Hypothesis
Abdominal pain can be caused by excessive consumption of alcohol. This pain can be acute or chronic and there are several possible causes. First, alcohol intake can cause irritation of the esophageal and stomach wall lining which then become inflamed leading to esophagitis and gastritis. It can also induce acid reflux and pain in upper gastrointestinal tract.
Acute and chronic pancreatitis can be as a direct effect of alcohol consumption. Liver diseases like alcoholic hepatitis and cirrhosis can also present with abdominal pain. These liver diseases can lead to portal hypertension with development of painful esophageal varices. Alcohol consumption predisposes to tumors of the gastrointestinal tract which then present with pain (Brick, 2008).
Medical interventions in alcoholics undergoing operation
Identifying an alcoholic
Disclosure of alcohol consumption before surgery is important as alcoholism directly affect the outcome of surgery. It is therefore important for the health professionals to enquire about this and put into place measures to ensure that risks associated with alcoholism are decreased. There are several tools that can be used for this purpose, which include questionnaires and laboratory investigations.
The CAGE question, Michigan Alcoholism Screening test and Alcohol Use Disorder identification test can be used to detect alcoholism in the patient. Laboratory tests such as carbohydrate-deficient transferring and gamma-glutamyltransferase can also be used. This information can be used for early diagnosis and correct management of alcohol withdrawal in the post-operative period (Martin et al, n.d).
Pre-operative interventions
After identifying an alcoholic, the health professional should institute measures to decrease intra-operative and post-operative complications associated with it. The need for abstinence and even cessation should be stressed to the patient. He/she should have weekly meetings with a health professional during which an assessment of alcohol consumption is done. The issue of withdrawal symptoms is discussed and a schedule of their treatment, as well as supportive medication, is formulated. The patient should be well informed on the benefits of withdrawal/cessation and the possible side effects (Tonnesen et al, 2009).
The patient should be informed about the effects of alcoholism on his/her body and how they affect the outcome of surgery. He/ she should be made aware of an increased risk of post-operative infections due to the effects of alcohol on the immune system. Alcohol also affects the clotting cascade therefore there would be an increased risk of excessive bleeding.
The risk of cardiopulmonary complications should also be explained to the patient. Alcohol can alter the metabolism of various drugs, hence narrowing the choice of drugs that can be used on the patient and this should be explained (Tonnesen et al, 2009).
The role of alcohol in the causation of the disease the patient is being operated for should be explained in cases where alcohol could have played a role, like in colon cancer. The possibility of recurrence should be mentioned and the need to stop alcohol consumption to prevent this stressed. Presence of end organ diseases related to alcohol should also be explained as they will affect morbidity after surgery (Polednak, 2007).
References
Brick, J. (2008), Handbook of the medical consequences of alcohol and drug abuse, New York: Haworth press.
Martin, M., Heymann, C., Neumann, T., Schmidt, L., Soost, F., mazurek, B., Bohm, B., Marks, C., Helling, K., Lenzenhuber, E., Muller, C., Kox, W. and Spies, C. (N. D), preoperative evaluation of chronic alcoholics assessed for surgery of the upper digestive tract. Alcoholism: Clinical and experimental research, 26, 6, 836; MD; Lippincott Williams & Wilkins Inc.

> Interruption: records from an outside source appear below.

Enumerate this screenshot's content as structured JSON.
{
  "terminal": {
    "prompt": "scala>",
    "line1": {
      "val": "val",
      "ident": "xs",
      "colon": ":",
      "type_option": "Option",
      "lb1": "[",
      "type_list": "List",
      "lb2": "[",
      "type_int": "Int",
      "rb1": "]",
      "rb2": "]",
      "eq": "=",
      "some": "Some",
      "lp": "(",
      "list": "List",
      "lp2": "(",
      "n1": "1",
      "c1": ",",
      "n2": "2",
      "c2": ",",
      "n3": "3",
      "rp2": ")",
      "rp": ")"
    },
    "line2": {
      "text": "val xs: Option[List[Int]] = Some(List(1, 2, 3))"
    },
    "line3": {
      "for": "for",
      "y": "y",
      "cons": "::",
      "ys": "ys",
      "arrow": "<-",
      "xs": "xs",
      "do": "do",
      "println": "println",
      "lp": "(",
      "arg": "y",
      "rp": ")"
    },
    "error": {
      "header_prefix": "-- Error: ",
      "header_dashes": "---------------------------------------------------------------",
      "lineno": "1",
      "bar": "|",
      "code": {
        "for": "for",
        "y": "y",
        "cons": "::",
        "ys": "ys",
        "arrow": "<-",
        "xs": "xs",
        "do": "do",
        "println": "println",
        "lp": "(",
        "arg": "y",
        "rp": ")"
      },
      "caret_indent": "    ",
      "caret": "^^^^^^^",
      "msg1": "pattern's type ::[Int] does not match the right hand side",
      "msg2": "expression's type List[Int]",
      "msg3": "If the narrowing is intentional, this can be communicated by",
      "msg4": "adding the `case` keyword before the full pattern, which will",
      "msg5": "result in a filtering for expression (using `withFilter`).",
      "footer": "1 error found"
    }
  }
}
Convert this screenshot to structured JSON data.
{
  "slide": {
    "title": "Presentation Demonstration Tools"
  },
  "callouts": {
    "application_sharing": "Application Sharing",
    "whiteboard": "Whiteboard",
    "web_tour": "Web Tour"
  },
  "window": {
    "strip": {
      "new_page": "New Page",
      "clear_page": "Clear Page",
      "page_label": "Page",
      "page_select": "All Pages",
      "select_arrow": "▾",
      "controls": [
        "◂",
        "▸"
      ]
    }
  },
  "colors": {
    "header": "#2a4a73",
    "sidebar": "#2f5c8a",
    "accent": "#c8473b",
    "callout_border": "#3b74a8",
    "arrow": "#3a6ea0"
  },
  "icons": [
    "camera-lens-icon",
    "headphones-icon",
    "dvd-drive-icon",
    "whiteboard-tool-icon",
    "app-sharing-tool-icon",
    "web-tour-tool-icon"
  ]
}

Polednak, A., (2007), Documentation of alcohol use in hospital records of newly diagnosed cancer patients: A populayion-based study. The American Journal of drug and Alcohol Abuse, 33, 3, 403-409.
Tonnesen, H., Lauritzen, J., Nielsen, P. and Moller, A., (2009), smoking and alcohol intervention before surgery: Evidence for best practice, British Journal of Anaesthesia, 102, 3, 297-306.